29 March 2010

Pitch perfect: A couple of lines from Faiz

A friend of mine recently reacquainted me with a couplet by the Urdu poet Faiz Ahmad Faiz (1911-84):

nahiin nigah mein manzil to justajuu hii sahii
nahiin visaal muyassar to aarzuu hii sahii

If I can't get a glance [of my beloved] then at least I have the search itself,
If union [with my beloved] is impossible then at least I have desire itself.

The Urdu ghazal (lyric) tradition that this poem comes out of takes a lot of explanation, but what you really need to know is that much of its aesthetic punch comes from the ambiguity of the beloved's identity. The beloved can either be a person or it can be God (because God, like a coquettish person, is unattainable and yet we long for "union" [visaal] with Him), and the ghazal poets never let us decide one way or the other. Every statement can either be taken as a profound musing on man's relationship to Divinity or as a thoroughly profane expression of desire.

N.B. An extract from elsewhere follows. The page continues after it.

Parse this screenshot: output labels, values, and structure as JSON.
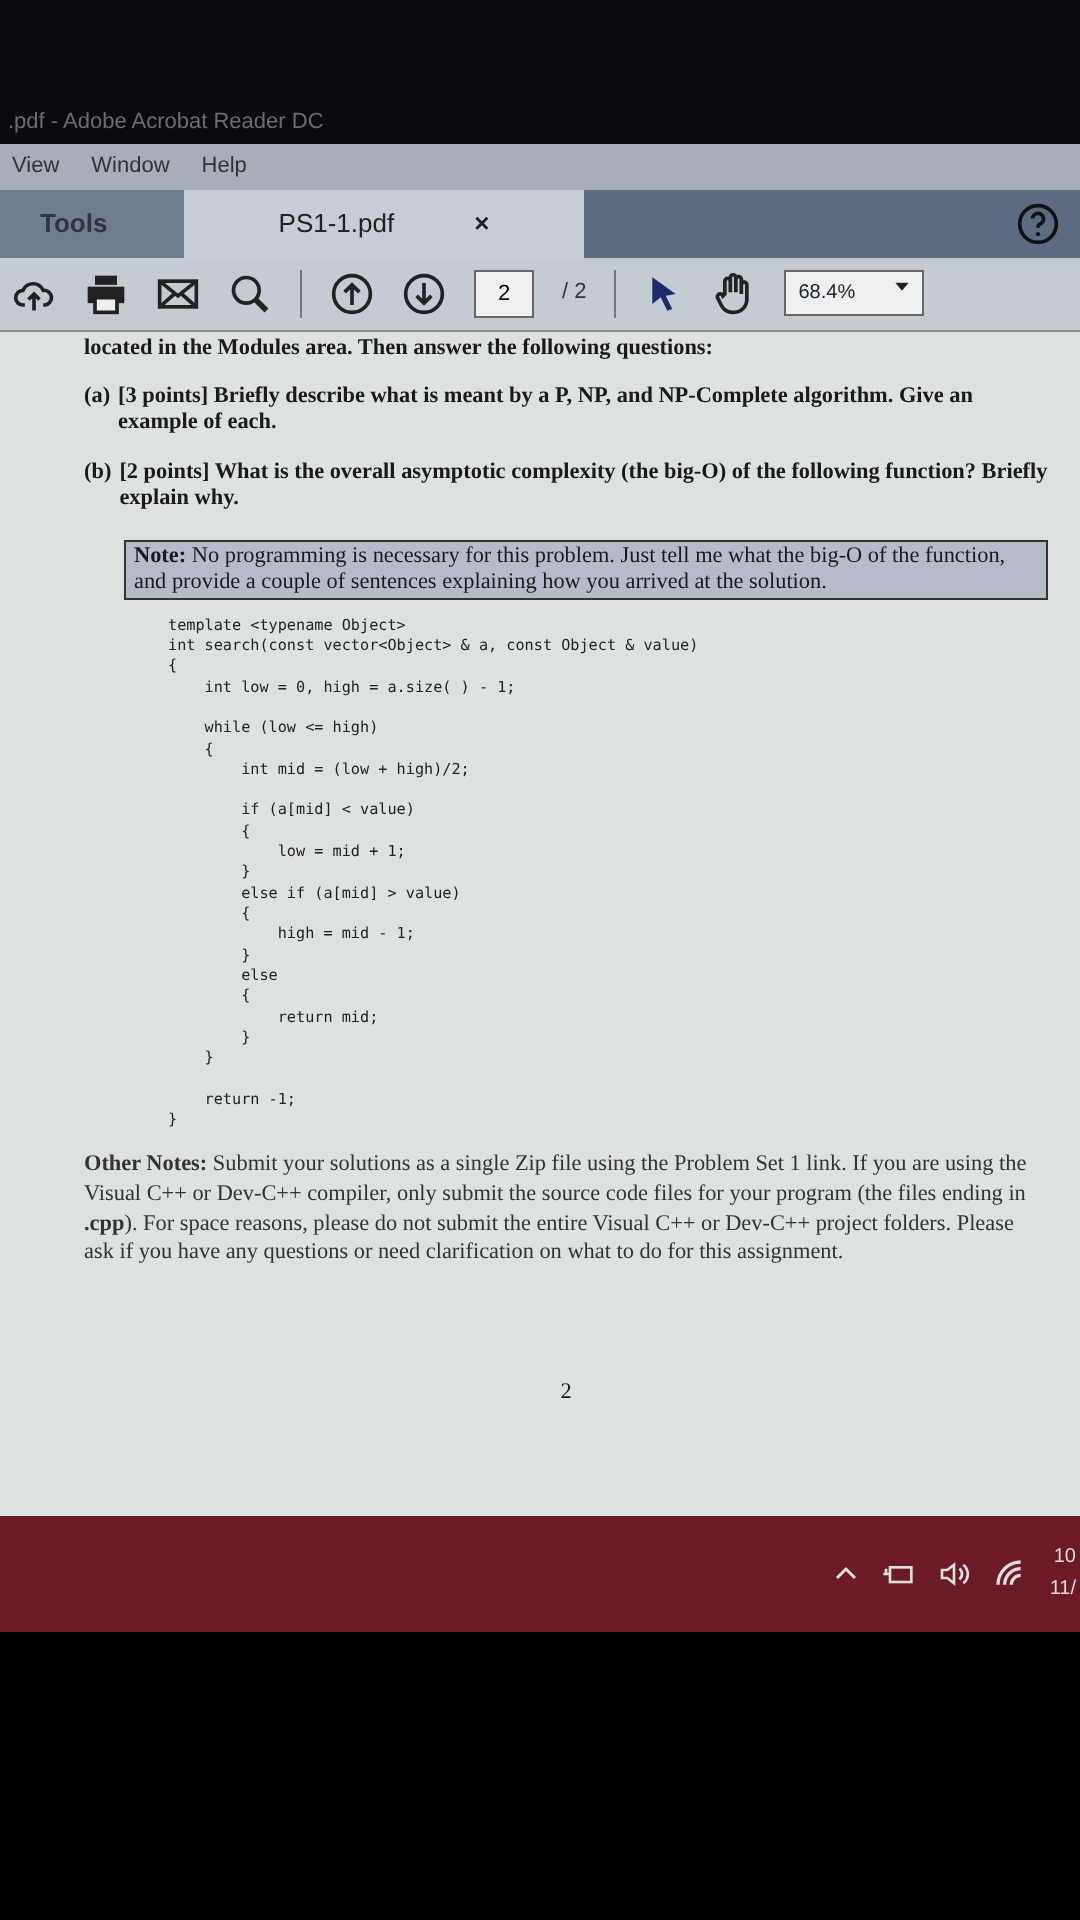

It's hard to explain why good poetry in a language that works nothing like English is good, but here goes:

These two lines by Faiz are a tour de force because of their balanced structure. Each is built around the same four simple words: "nahiin... to... hii sahii."
  • Nahiin means "not" in Urdu so each line begins with emphatic negation. 
  • The hinge of the line is the word to, which can either be a filler word like "so" in English or  imply a contrast ("then"). It's a very innocent word that does so much here because it's the barrier between failure and success, between goal and process. 
  • Like to, hii is a word that has many uses, but primarily it just intensifies the preceding word (I opted for "itself" in the translation, but it's not that clunky in Urdu). Finally, sahii is an inspired choice because it means "so be it" and "indeed" on its own but it often forms expressions with to, so it refers back to the middle of the line by becoming to...sahii. This implies resignation on the part of the speaker, but sahii is also a homonym of the word sahih, which means "true," so another interpretation of the couplet is that the search and the desire are true in themselves, that you don't need the goal.
The other words in the poem are some of the keywords of the poetic tradition. The speaker always looks for a glance [nigah] of (or from) his beloved, and even better for union [visaal] with his beloved--but of course he never attains either. The search [justajuu] and the desire [aarzuu] are traditional for a lover. This constellation of terms binds the poem to the classical Urdu tradition, but like so much of Faiz's work, the poem's sentiment feels modern even as it engages the tradition.

The great Pakistani songstress Abida Parveen has rendered it beautifully (you can watch it online).